The Girl In My Life was an American television show that ran in the 1973-1974 season. It featured a person whose life had been bettered by a specific woman, who was in attendance in the audience and would join this person on the stage and receive a gift package. I was pretty young when this show aired on ABC, but the one episode I saw made quite an impression on me. It featured a fellow who came out on the stage to announce – I swear I’m not making this up – his status as a superhero, and he was dressed for the part. He appeared to be wearing tights and a cape, with some odd symbol on the middle of the costume’s chest area. The thing was, though, that he had essentially the same body build as (American actor) Jack Black – pudgy, and not very muscular at all. But he was all-in to the part: he announced his superhero name, enthusiastically asserting that his mission was to fight crime and protect the innocent, complete with little hops and uppercuts thrown at imaginary foes. In my estimation, had he actually encountered a hardened street criminal his life expectancy could probably be measured in nanoseconds.
Then came the really funny part: he announced the name of The Girl In His Life, confidently claiming that he could have never attained his superhero status if not for the support he received from her. The announcer calls this poor woman up on stage to ask her a few questions prior to actually presenting her with the modest gift package. I have to admit she held up quite well, considering the only genuine superpower being exhibited was her ability to not die of embarrassment.
Meanwhile, Back In The Project Management World…
In the ongoing discussion of hybrid management systems, how to evaluate them to know which are useful and which are probably bogus, I’m struck by how many assumptions are blithely accepted as true without any real evaluation against basic standards of management science. This is particularly ominous because of the prevalence of management systems (or information streams) that grossly over-sell their efficacy. Just as one does not become a superhero by putting on spandex, a management information system does not become valid by making a claim to “hybrid” status, or pushing out a piece of information with a certain name or title.
Specifically, our friends the accountants are really good at extracting from the general ledger the information asset managers need to perform their duties. I’m not arguing to the contrary. However, they fail utterly when they make forays into Project Management space, which they tend to do on a regular basis. Here’s a couple of incontrovertible facts: comparing budgets to actual costs does not generate a cost variance, and extrapolating spend rates and projecting them forward does not create an accurate or reliable Estimate At Completion (EAC). Adding insult to injury is the notion that the previous two assertions become false if only the “analysis” is performed at greater and greater levels of detail, or granularity. I’m sorry, but that’s just dopey. And yet, the practice of ascertaining cost performance based on this very comparison is so widespread that I’m fairly confident that it has attained near-universal acceptance.

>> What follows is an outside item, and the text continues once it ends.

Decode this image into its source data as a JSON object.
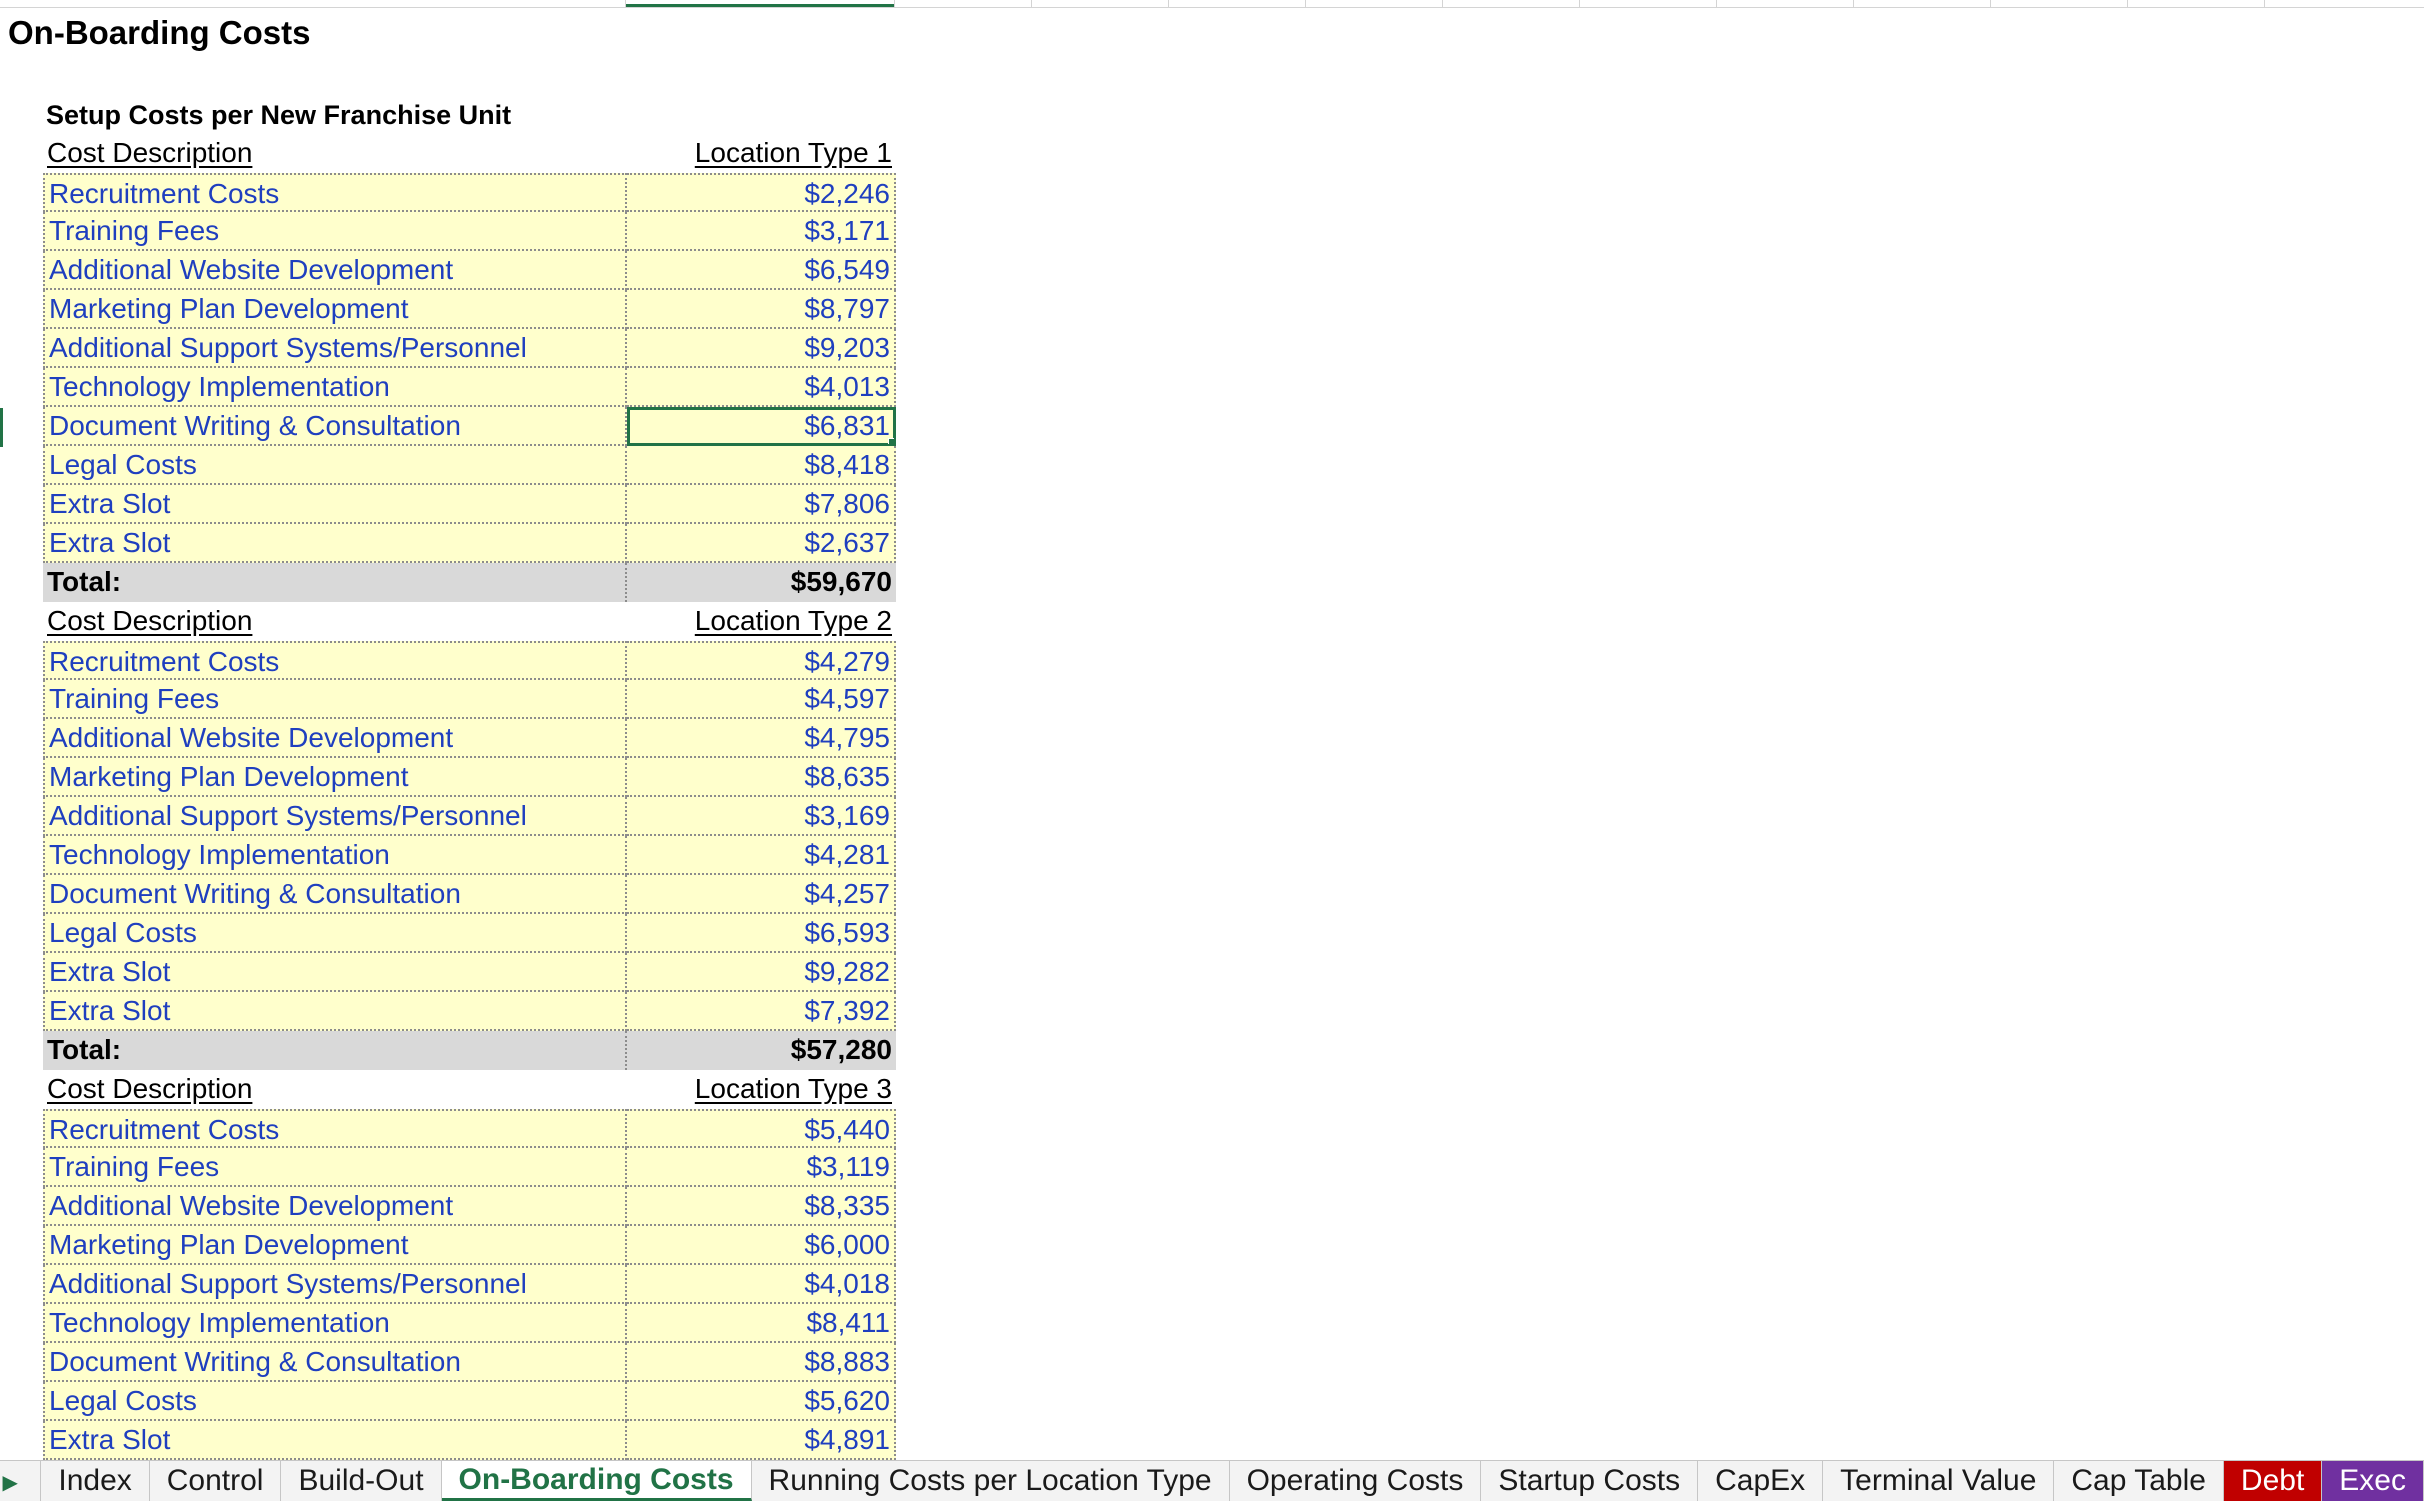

Then we have another one of my favorite targets, the risk managers. Here are the two incontrovertible facts I would love for them to recognize: Gaussian curves can’t be used to predict the future (being willing to place a bet on the outcome of future events, which is what insurance providers do, is not the same as reliably predicting what’s going to happen to a given project), and stochastic ranges based on ordinal scales represent utterly useless pieces of (dis) information. Some management writers (with whom I am entirely in agreement) have gone further, arguing that such analysis is worse than useless, in that it is often genuinely misleading.[i] In the risk managers’ and accountants’ cases, they attempt to generate what are admittedly extremely valuable information streams from systems that simply can’t support them. What they end up sending up the reporting chain is the equivalent of corpulent delusional non-combatants inserting themselves into environments where they not only do not belong, but their presence is comically inappropriate.
Ah, but they have those wonderful superhero names titles, such as an estimate that’s in the “80% confidence interval,” or the “time-phased Estimate to Complete” (Hey! I wonder if that fellow from The Girl In My Life had a superhero name of “80% Confidence Interval Man”!). The reality is something very different when it comes to PMs attempting to acquire a greater amount of relevant management information, the data they’ll need to increase the odds of bringing in their projects on-time, on-budget. Standing in the epistemological breach against the monstrous spikey-mawed opponent of ignorance, the last thing they need is for a Jack Black-esque character, clad in spandex, to jump in and assure them of success.
Even if they do receive a modest prize package from the risk managers and accountants at the end.
[i]Hubbard, Douglas W., The Failure of Risk Management, Wiley and Sons,2009.